The Financial Services Institute plans to go on offense this year to shape an investment-advice standard to replace a Labor Department regulation that is likely to be delayed.
The organization, which represents independent broker-dealers and financial advisers, is going to try to take advantage of having President Donald Trump in the White House as well as a 2018 election cycle that includes vulnerable moderate Democratic senators in states carried by Mr. Trump who are usually sympathetic to the financial industry.
“Our opportunity with this unexpected change in political circumstances is to move into a proactive stance of advocating for the regulation of the way we want our business to be in the future rather than the defensive crouch we've been in for the last several years defending what we've done in the past,” FSI president and chief executive Dale Brown told reporters Tuesday at the
FSI annual conference in San Francisco. “Our advocacy for a uniform fiduciary duty is right at the top of that list.”
Like other financial industry trade groups, FSI is
confident that the Trump administration will soon delay the April 10 initial implementation date of the DOL rule, which would require financial advisers to act in the best interests of their clients in retirement accounts.
“It's their intent to act,” Mr. Brown said.
Opponents say that the DOL rule is too complex and exposes financial advisers to the risk of class-action lawsuits that will substantially increase the costs of giving and receiving advice. They say it will price investors with modest assets out of the advice market.

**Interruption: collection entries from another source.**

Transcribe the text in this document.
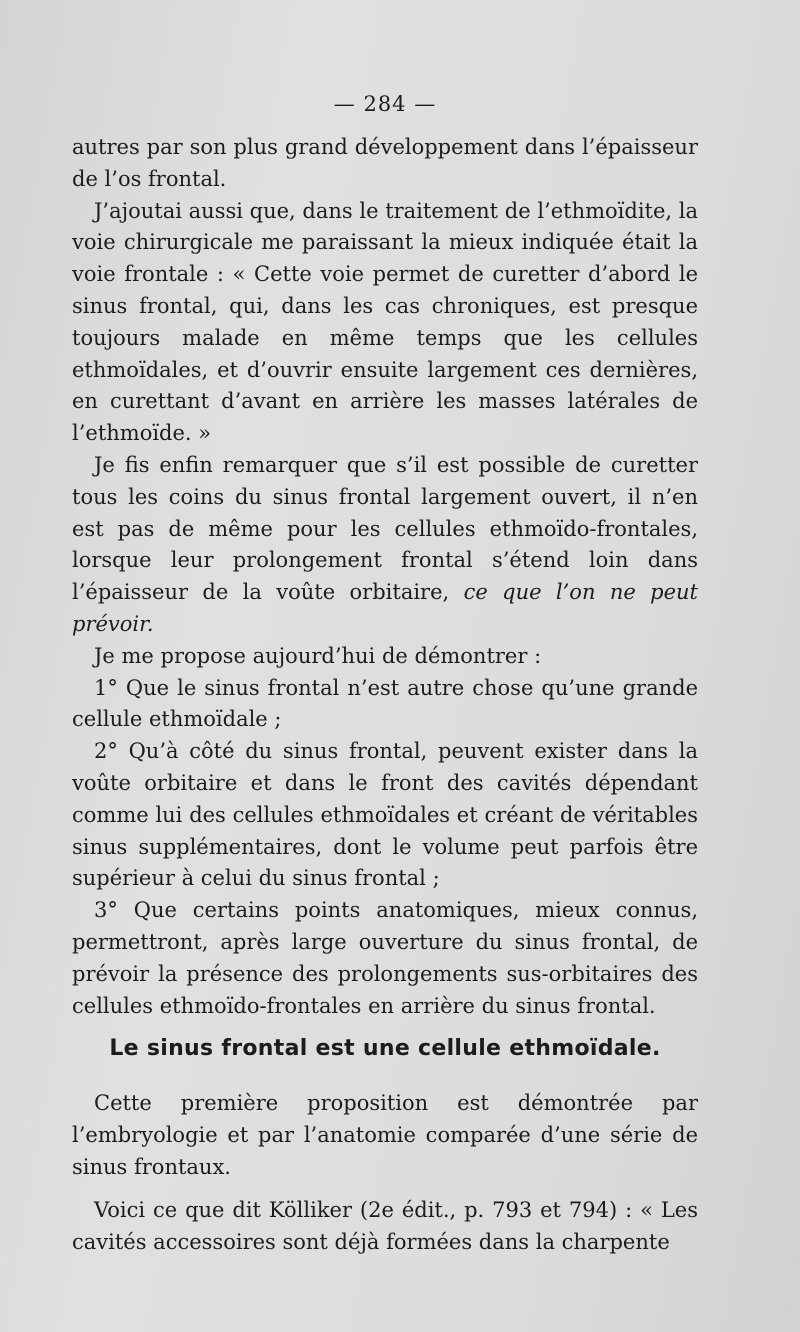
— 284 —

autres par son plus grand développement dans l’épaisseur de l’os frontal.

J’ajoutai aussi que, dans le traitement de l’ethmoïdite, la voie chirurgicale me paraissant la mieux indiquée était la voie frontale : « Cette voie permet de curetter d’abord le sinus frontal, qui, dans les cas chroniques, est presque toujours malade en même temps que les cellules ethmoïdales, et d’ouvrir ensuite largement ces dernières, en curettant d’avant en arrière les masses latérales de l’ethmoïde. »

Je fis enfin remarquer que s’il est possible de curetter tous les coins du sinus frontal largement ouvert, il n’en est pas de même pour les cellules ethmoïdo-frontales, lorsque leur prolongement frontal s’étend loin dans l’épaisseur de la voûte orbitaire, ce que l’on ne peut prévoir.

Je me propose aujourd’hui de démontrer :

1° Que le sinus frontal n’est autre chose qu’une grande cellule ethmoïdale ;

2° Qu’à côté du sinus frontal, peuvent exister dans la voûte orbitaire et dans le front des cavités dépendant comme lui des cellules ethmoïdales et créant de véritables sinus supplémentaires, dont le volume peut parfois être supérieur à celui du sinus frontal ;

3° Que certains points anatomiques, mieux connus, permettront, après large ouverture du sinus frontal, de prévoir la présence des prolongements sus-orbitaires des cellules ethmoïdo-frontales en arrière du sinus frontal.

Le sinus frontal est une cellule ethmoïdale.

Cette première proposition est démontrée par l’embryologie et par l’anatomie comparée d’une série de sinus frontaux.

Voici ce que dit Kölliker (2e édit., p. 793 et 794) : « Les cavités accessoires sont déjà formées dans la charpente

The Obama administration asserted that the regulation is necessary to protect workers and retirees from inappropriate high-fee investments that erode savings.
The FSI intends to work to replace the DOL rule with a fiduciary standard proposed by the Securities and Exchange Commission that covers are retail investment accounts.
“Shame on us as an industry if we are not there with a constructive proposal on how to have a responsible regulatory environment to fill that gap,” said Richard Lampen, president and chief executive of Ladenburg Thalmann and chairman of the FSI board.
The Dodd-Frank financial reform law gave the SEC the authority to promulgate a fiduciary-duty rule that protected several aspects of the broker business model, such as charging commissions. But the
agency has not been able to propose a regulation due to divisions over the issue on the five-person commission.
Over the next few weeks and months, the Senate will consider
Mr. Trump's nominee as SEC chairman, Jay Clayton, as well as nominees for two other open seats.
“It's a new SEC and new leadership,” Mr. Brown said. “The old assumptions of what had them stuck I don't think it's fair to say they still apply. We'll have a more than fair shot of making the case of why this is important.”
When it comes to shaping a new fiduciary standard, lawmakers such as the vulnerable Democrats who are up for re-election in 2018 – Sens. Joe Donnelly (Ind.), Claire McCaskill (Mo.), Jon Tester (Mont.), Heidi Heitkamp (N.D.) and Joe Manchin (W. Va.) – could play a role.
“You might see Capitol Hill weigh in a little more assertively than they did in Dodd-Frank to give the SEC some direction because of the critical importance of this issue,” Mr. Brown said.
During the fierce lobbying over the DOL rule, the Obama administration was able to keep wavering Democrats on board. Whether and in what form it survives will depend in large part on Senate Democrats, whose caucus is big enough to block legislation.